The MRS data collection and database search engine will be used for all keyword driven database searches. This database query system is simple to use, easy to integrate in other software, very fast and flexible. The CMBI MRS search engine is providing thousands of queries per day in almost 30 databases. This can easily be handled by a simple PC. MRS was designed with applications such as integration in systems like a SSP in mind and all required interoperability facilities are already in-place in the MRS software. MRS does include its own internal (re-engineered) version of the well-known BLAST database query software. A facility will be added to MRS' BLAST to flexibly limit the search to proteins from, for example, thermophilic species.

Validation and documentation

All tasks will be followed by validation (both software wise in WP1 to validate the technical aspects and by mutation experiments in WP6 to validate the scientific aspects of the products), and extensive documentation (explanation, help facility, course material).
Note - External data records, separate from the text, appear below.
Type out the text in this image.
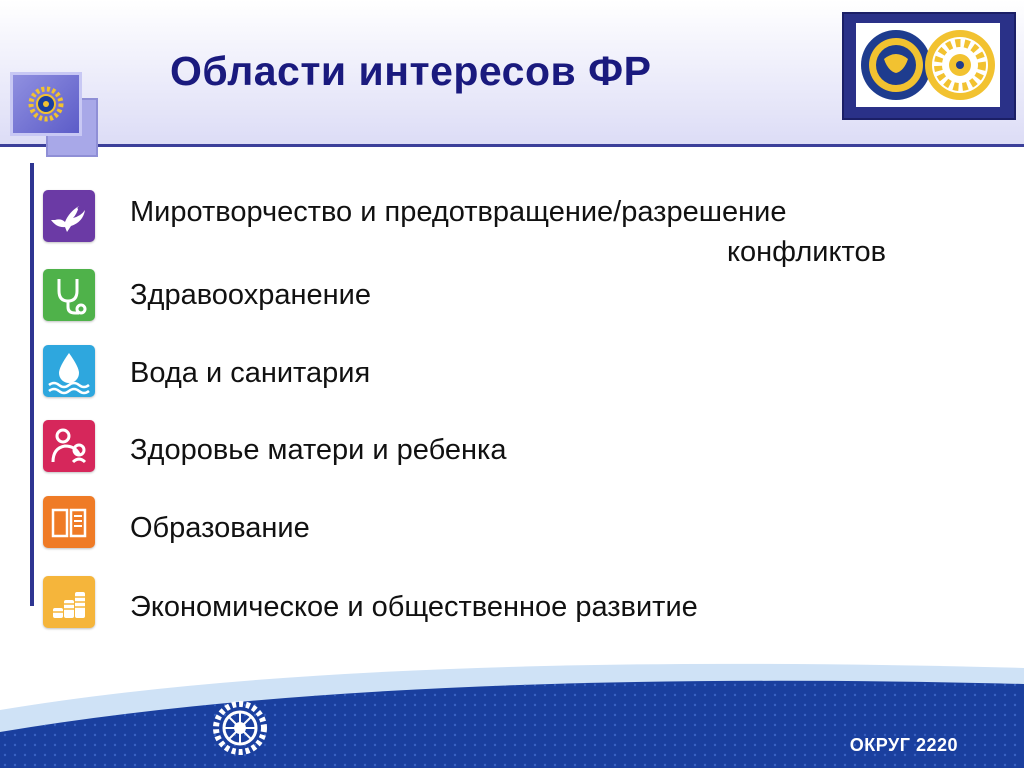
Области интересов ФР
Миротворчество и предотвращение/разрешение
конфликтов
Здравоохранение
Вода и санитария
Здоровье матери и ребенка
Образование
Экономическое и общественное развитие
ОКРУГ 2220
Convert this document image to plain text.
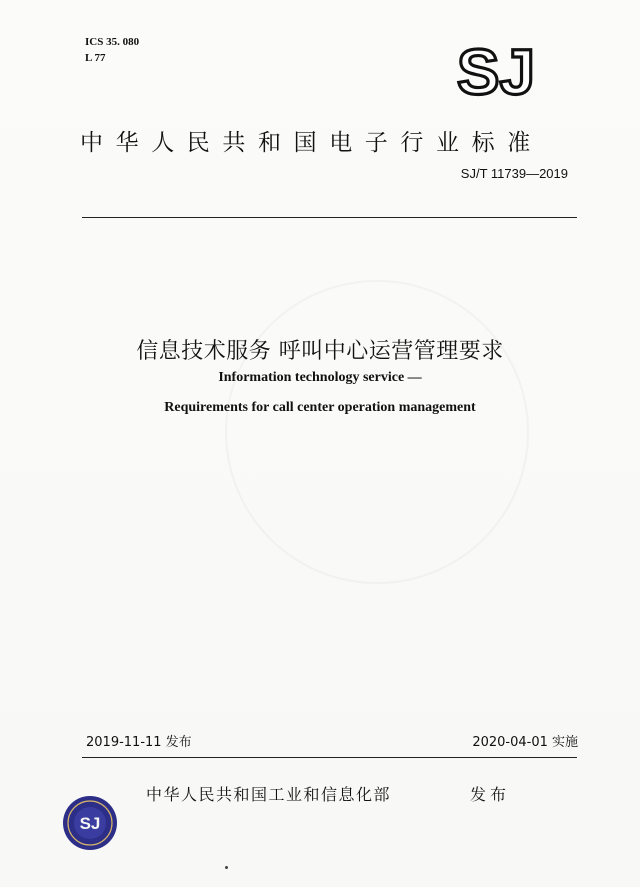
ICS 35. 080
L 77	SJ
中华人民共和国电子行业标准
SJ/T 11739—2019
信息技术服务 呼叫中心运营管理要求
Information technology service —
Requirements for call center operation management
2019-11-11 发布	2020-04-01 实施
SJ
中华人民共和国工业和信息化部	发布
Additional software activities

The SSP will also hold a series of other software packages. These are packages that occasionally might be of use to protein engineers, but will not be needed routinely. These will not be fully integrated in the SSP (unless there will be popular demand for such integration), but will be made interactively executable, and downloadable. The CMBI will be responsible for these installations. Examples are:

The WHAT_CHECK (very extensive) structure validation suite;

The BioMeta database and search engine that, in due time, will provide the most likely metabolite docked 'by homology' in PDB files that hold the structure of a substrate or product analog. BioMeta also provides sub-structure search facilities for the ligands found in the PDB; sub-structures can be sketched using the JME software.

The NewProt project is funded by the European Commission within its FP7 Programme, under the thematic area KBBE-2011-5 with contract number 289350.